Stringer Disapproves of Sale of Civic Center Buildings

Written by Our Town Downtown on . Posted in News Our Town Downtown, Our Town Downtown.


By Paul Bisceglio

Manhattan Borough President Scott Stringer recommended conditional disapproval of the sale of three city-owned buildings in the Civic Center area last week. The Department of Citywide Administrative Services (DCAS) proposed the sale as part of the City’s 21st Century Civic Center plan, which aims to relocate municipal agencies out of the partially vacant and under-utilized buildings so they can be consolidated with other agencies elsewhere.

Relocation would reduce the city’s operating and maintenance costs, saving the city an estimated $100 million in the next 20 years.

Stringer endorsed the goal of consolidation, but argued that financial considerations should not be the sole motivation for the disposition of the three buildings, which are located at 22 Reade St., 49-51 Chambers St. and 346 Broadway.
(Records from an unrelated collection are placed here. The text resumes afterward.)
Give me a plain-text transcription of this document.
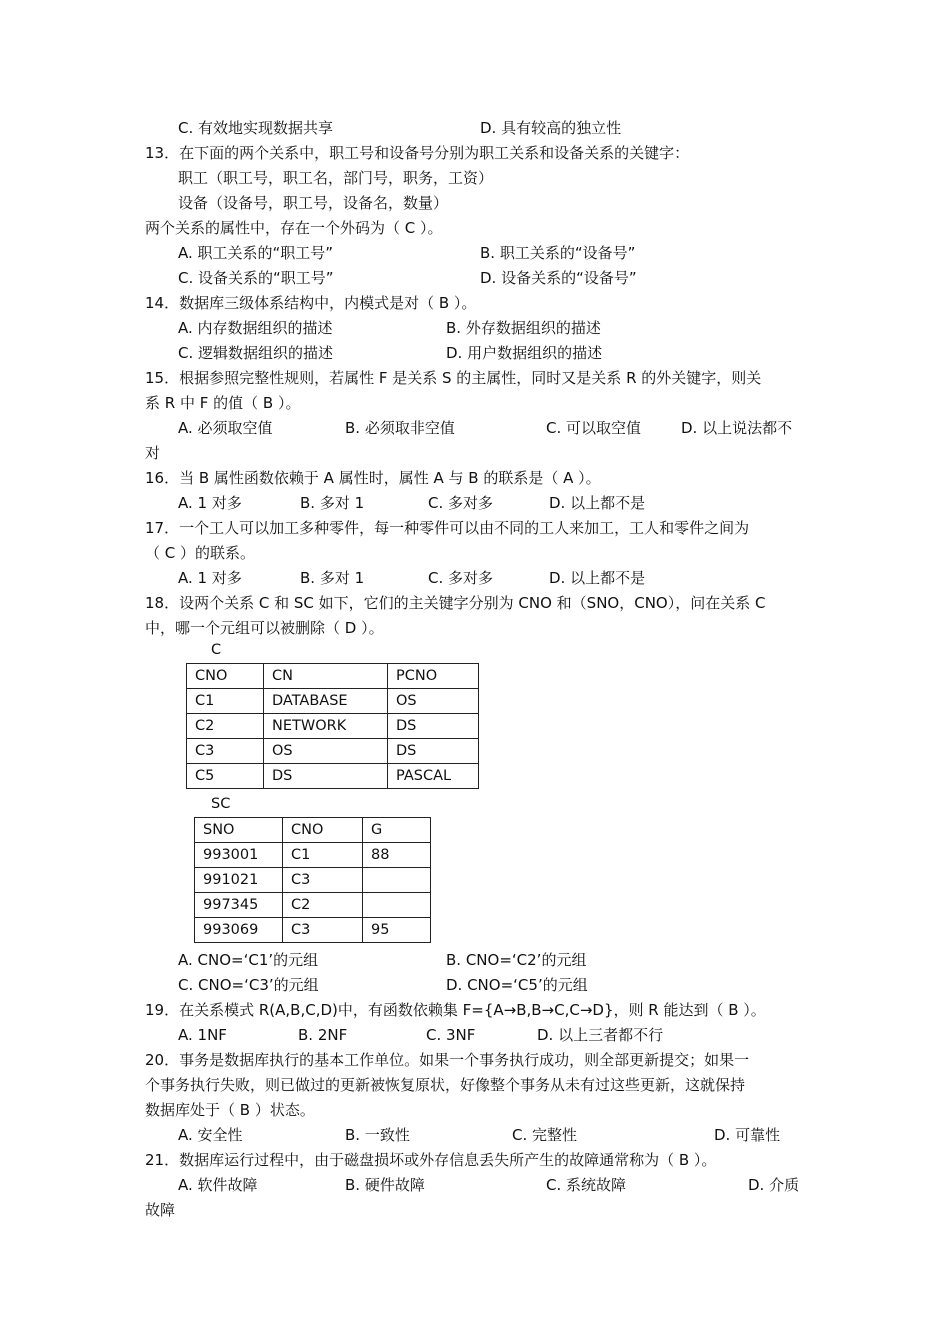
C. 有效地实现数据共享	D. 具有较高的独立性
13．在下面的两个关系中，职工号和设备号分别为职工关系和设备关系的关键字：
职工（职工号，职工名，部门号，职务，工资）
设备（设备号，职工号，设备名，数量）
两个关系的属性中，存在一个外码为（ C ）。
A. 职工关系的“职工号”	B. 职工关系的“设备号”
C. 设备关系的“职工号”	D. 设备关系的“设备号”
14．数据库三级体系结构中，内模式是对（ B ）。
A. 内存数据组织的描述	B. 外存数据组织的描述
C. 逻辑数据组织的描述	D. 用户数据组织的描述
15．根据参照完整性规则，若属性 F 是关系 S 的主属性，同时又是关系 R 的外关键字，则关
系 R 中 F 的值（ B ）。
A. 必须取空值	B. 必须取非空值	C. 可以取空值	D. 以上说法都不
对
16．当 B 属性函数依赖于 A 属性时，属性 A 与 B 的联系是（ A ）。
A. 1 对多	B. 多对 1	C. 多对多	D. 以上都不是
17．一个工人可以加工多种零件，每一种零件可以由不同的工人来加工，工人和零件之间为
（ C ）的联系。
A. 1 对多	B. 多对 1	C. 多对多	D. 以上都不是
18．设两个关系 C 和 SC 如下，它们的主关键字分别为 CNO 和（SNO，CNO），问在关系 C
中，哪一个元组可以被删除（ D ）。
C
CNO	CN	PCNO
C1	DATABASE	OS
C2	NETWORK	DS
C3	OS	DS
C5	DS	PASCAL
SC
SNO	CNO	G
993001	C1	88
991021	C3	
997345	C2	
993069	C3	95
A. CNO=‘C1’的元组	B. CNO=‘C2’的元组
C. CNO=‘C3’的元组	D. CNO=‘C5’的元组
19．在关系模式 R(A,B,C,D)中，有函数依赖集 F={A→B,B→C,C→D}，则 R 能达到（ B ）。
A. 1NF	B. 2NF	C. 3NF	D. 以上三者都不行
20．事务是数据库执行的基本工作单位。如果一个事务执行成功，则全部更新提交；如果一
个事务执行失败，则已做过的更新被恢复原状，好像整个事务从未有过这些更新，这就保持
数据库处于（ B ）状态。
A. 安全性	B. 一致性	C. 完整性	D. 可靠性
21．数据库运行过程中，由于磁盘损坏或外存信息丢失所产生的故障通常称为（ B ）。
A. 软件故障	B. 硬件故障	C. 系统故障	D. 介质
故障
“Lower Manhattan is one of the nation’s premier central business districts, but it is also experiencing a boom in its residential population,” he said in a statement. “I believe the city should strive to provide the infrastructure necessary to support this new population.”

Stringer stressed that vacant city-owned properties provide an opportunity for the city to meet this growing Lower Manhattan need. Rather than selling to commercial developers, he said, the city could provide community-related infrastructure like public schools, affordable housing, cultural space or space for nonprofit organizations, none of which are included in the current plan. Stringer noted that these spaces would be difficult to create in privately owned properties without significant cost to New York City taxpayers.

Stringer’s review suggested several conditions for the city to meet, including the modification of the proposal to include publicly oriented uses and the creation of a community and elected official task force to review future applications.

“The Civic Center plan offers great potential benefits to our city, and I look forward to discussing it further with the administration,” said Stringer. “By working together, I believe we can simultaneously advance the goal of consolidation, realize significant taxpayer savings and consider a variety of ways to meet the needs of Lower Manhattan.”